A pair of dragonhide boots walked the halls. In them, was a very old pair of feet. The soft and yet tough leather lining insulated the man quite well from the cold, and the scintillating scales offered some of the best protection fathomable.

He turned a corner, and still heard only silence to accompany the sound of his own footsteps echoing down the frozen halls. And yet, the old man could feel in his very bones that he was not alone in the prison. At this realization, his silver-trimmed robes leaned away from the way he was walking.

It was a dead-end corridor, but a very important one nonetheless.

To be more precise, it ended in a fork. The corridor split in two. However, those two paths met each other around one round turn.

In the midst of that turn, the man stopped and stared at the wall. That portion was barred and supported with a black metal of Belendar's making.
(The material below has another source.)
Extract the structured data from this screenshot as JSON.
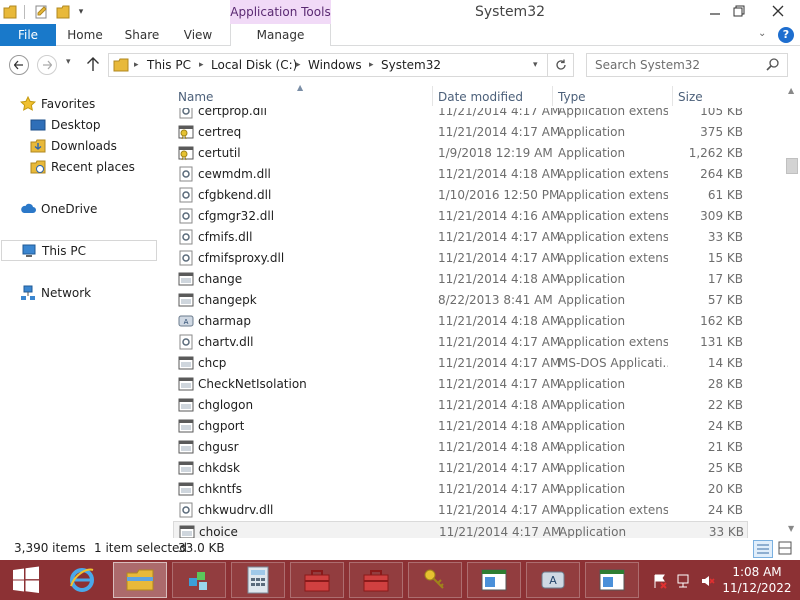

The ice was different. It was clear as glass.

The body that hung amidst the ice was an ancient, muscular body. All it wore was a loincloth. The skin was craggy and scarred, and yet full of frozen vitality. Every hair was a different shade of gray. And the face was familiar, though it would have been more familiar to the robed man had it been cleanly shaved.

On the chest, there was a black pigmentation. A tattoo. A howling wolf bearing the twisted horns of a ram.

A shiver of something other than cold ran down the old man's spine, though he knew that what he saw was an illusion. The beating heart encased in that ice was not that of who it appeared to be.

And the sword stuck firmly in the ice behind him - that too was an illusion.

The warden had not abandoned his post.

Somehow, the warden had been overpowered.

Two bars of black were joined by a chain and lock of similar make.

An old hand with many rings turned a white key within it, and took the chain and lock away. Then another touched the ice gently, and it gave way like soft clay moving of its own accord, vertical obsidian bars sliding away as well from where they had been unlocked. Then, there was a foul odour of unclean flesh as the warden fell from the opened cleft in the icy prison.

He wore armour of the same black metal, from toe tip to head top.

And the false sword slowly gave way to dust.

Dazed, the man in the armour looked up, "Gwydion, is 'at you?" His voice was frayed and empty.

"It is I," said the man in the silver-trimmed robe. "I feared you were dead. Two days ago, it was reported that a small part of Winterealm ceased to exist some time in the last two changes of the moon. Thus, I assumed you had betrayed us. Clearly, you are not the traitor. So tell me, Warden Marshonn, how did Wolfram escape?"

"V-vollo-hck-meer," was all the warden could manage to say, as he began to wheeze and cough.

"My son... has freed Wolfram?" Gwydion was in disbelief. With one hand, he clung to his own snowy white beard.

Marshonn nodded.

"Then your niece, Arianwen, must already be dead," pronounced Gwydion. Then he leaned down and began to project a soothing darkness from his hands.

Beneath it, Marshonn spat out one last bit of yellow bile from his open visor and then began to sleep. There were tears below is empty eyes. Like wounds, the scratch marks on his plated armour disappeared, and the chainlinks mended anew.

Alas, must we beg Summerealm for assistance yet again? pondered Gwydion in desperation.